Heat 1/4 inch olive oil (this is just the beginning) in a big-ish soup pot. Cook the onion and garlic (and celery if you have it) until they soften. Add the herbs and chile flakes and a little bit of salt. Add the tomatoes and cook for a few minutes over medium heat.

Chop the greens (and remove from the stems) then add to the pot, and add the water. Cover and cook over low heat until the greens are wilted. Put in all your broths/waters/juices and the beans, plus the Parmesan rind.

(If you have a bunch of Parmesan left, make sure to cut the rind from the rest of the Parmesan. Otherwise, just save the Parmesan rind for when you will next make bread soup. Make sure your Parmesan is big enough that you can keep track of it, because you’re going to take it out later.)

Bring to a simmer, then add the bread and more olive oil (Tamar says to add 1/2 cup, but I was not brave enough and probably added about a 1/4 cup at this point). Cover and cook for 1/2 hour on low, stirring occasionally to make sure the bottom doesn’t burn. The bread will soak up the soup and then liquify into it.  Taste it, add more broth or salt or whatever you want, and then take it off the heat.

Add in another 1/2 cup olive oil (Tamar, are you crazy!?!? I probably added 3 tablespoons here) and take out the Parmesan rind. You can grate Parmesan on top and add some pepper to serve.

This soup is perfect for a windy, rainy, cold, or dark winter/fall night.

Kale, Squash, and a Runny Yolk

Kale, squash, and a runny yolk

Sometimes you just need an easy dinner. You need to comb through your fridge, scrounge what ingredients you can, and stand there, for a minute, gazing at your collection, trying to figure out what you can make with all of this. It doesn’t have to be fancy, or even graceful, but tasting good and mildly cohesive would be nice. You’ve got a bunch of kale that you really should use soon, a small, friendly looking butternut squash, and a jalapeño. And eggs. Luckily, the roommates always keep lots of eggs around. And do you know what brings a dish together with ease? A runny yolk.

So you slice up the butternut squash, drizzle with olive oil and salt, mix in some chopped garlic, and lay it out on a baking sheet, laying a couple rosemary springs atop it all, sliding it into the oven to roast. You sautée up the kale with more oil, salt, and garlic, and even some jalapeño. And then, to finish it all off, you soft boil a couple of eggs (one for you and one for the tall fellow you eat dinner with). Simple as that, you have dinner.

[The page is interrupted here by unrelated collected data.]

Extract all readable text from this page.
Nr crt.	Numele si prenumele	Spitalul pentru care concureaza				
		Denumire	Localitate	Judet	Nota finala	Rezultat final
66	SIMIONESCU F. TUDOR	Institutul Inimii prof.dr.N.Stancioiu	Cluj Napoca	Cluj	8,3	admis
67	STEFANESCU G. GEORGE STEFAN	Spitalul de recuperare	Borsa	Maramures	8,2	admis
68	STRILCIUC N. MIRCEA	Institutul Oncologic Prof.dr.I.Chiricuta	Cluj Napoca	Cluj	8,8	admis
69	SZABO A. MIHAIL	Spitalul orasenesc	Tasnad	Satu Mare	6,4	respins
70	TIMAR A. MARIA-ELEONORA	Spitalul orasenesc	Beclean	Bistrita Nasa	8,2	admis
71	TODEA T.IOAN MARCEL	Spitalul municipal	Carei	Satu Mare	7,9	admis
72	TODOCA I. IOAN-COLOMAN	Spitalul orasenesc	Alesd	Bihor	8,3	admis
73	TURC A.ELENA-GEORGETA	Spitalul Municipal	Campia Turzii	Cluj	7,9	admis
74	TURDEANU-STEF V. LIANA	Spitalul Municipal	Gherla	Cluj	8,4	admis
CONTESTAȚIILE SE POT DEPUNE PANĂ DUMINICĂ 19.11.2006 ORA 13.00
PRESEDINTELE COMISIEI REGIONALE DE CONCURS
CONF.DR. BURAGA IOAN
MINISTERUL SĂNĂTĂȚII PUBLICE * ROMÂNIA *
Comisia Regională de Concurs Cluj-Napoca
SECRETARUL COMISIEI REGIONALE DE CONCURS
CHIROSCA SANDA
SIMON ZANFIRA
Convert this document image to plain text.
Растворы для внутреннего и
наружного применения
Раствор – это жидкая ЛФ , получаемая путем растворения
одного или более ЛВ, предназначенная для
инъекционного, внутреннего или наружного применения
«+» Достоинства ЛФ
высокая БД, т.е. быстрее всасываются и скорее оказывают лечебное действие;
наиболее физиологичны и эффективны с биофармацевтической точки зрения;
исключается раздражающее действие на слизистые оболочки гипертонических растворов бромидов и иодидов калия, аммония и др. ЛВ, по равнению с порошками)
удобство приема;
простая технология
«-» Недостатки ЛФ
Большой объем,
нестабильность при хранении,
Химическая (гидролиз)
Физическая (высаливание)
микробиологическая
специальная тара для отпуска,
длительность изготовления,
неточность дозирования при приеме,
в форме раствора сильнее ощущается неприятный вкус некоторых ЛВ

Kale, Squash, and a Soft Boiled Egg

Ingredients

A small butternut squash, olive oil, and salt (and anything you’d like to roast with it)
1 bunch of kale, garlic, olive oil, and salt
Eggs

Instructions

Peel and cube or slice the butternut squash into whatever shapes you like to eat. Slide into the oven at about 375 and roast until easily pierced with a fork. Sautée kale with a tsp of olive oil, chopped garlic, and a sprinkling of salt. If you want the kale to steam and wilt a little more, you can add some water to the pan (no more than 1/4 cup) and cover with a lid. After letting the kale steam for a bit, remove the lid and let the water cook off.

To soft boil the eggs, bring a pot of water to a boil. Drop the eggs in, allow to cook for 6 minutes (this can be adjusted depending on how you like your eggs). After 6 minutes, remove the eggs with a slotted spoon, run under cold water, and peel.

Put your egg on top of your kale and squash to let the yolk run over the veggies a bit. It adds a nice rich creaminess. Enjoy.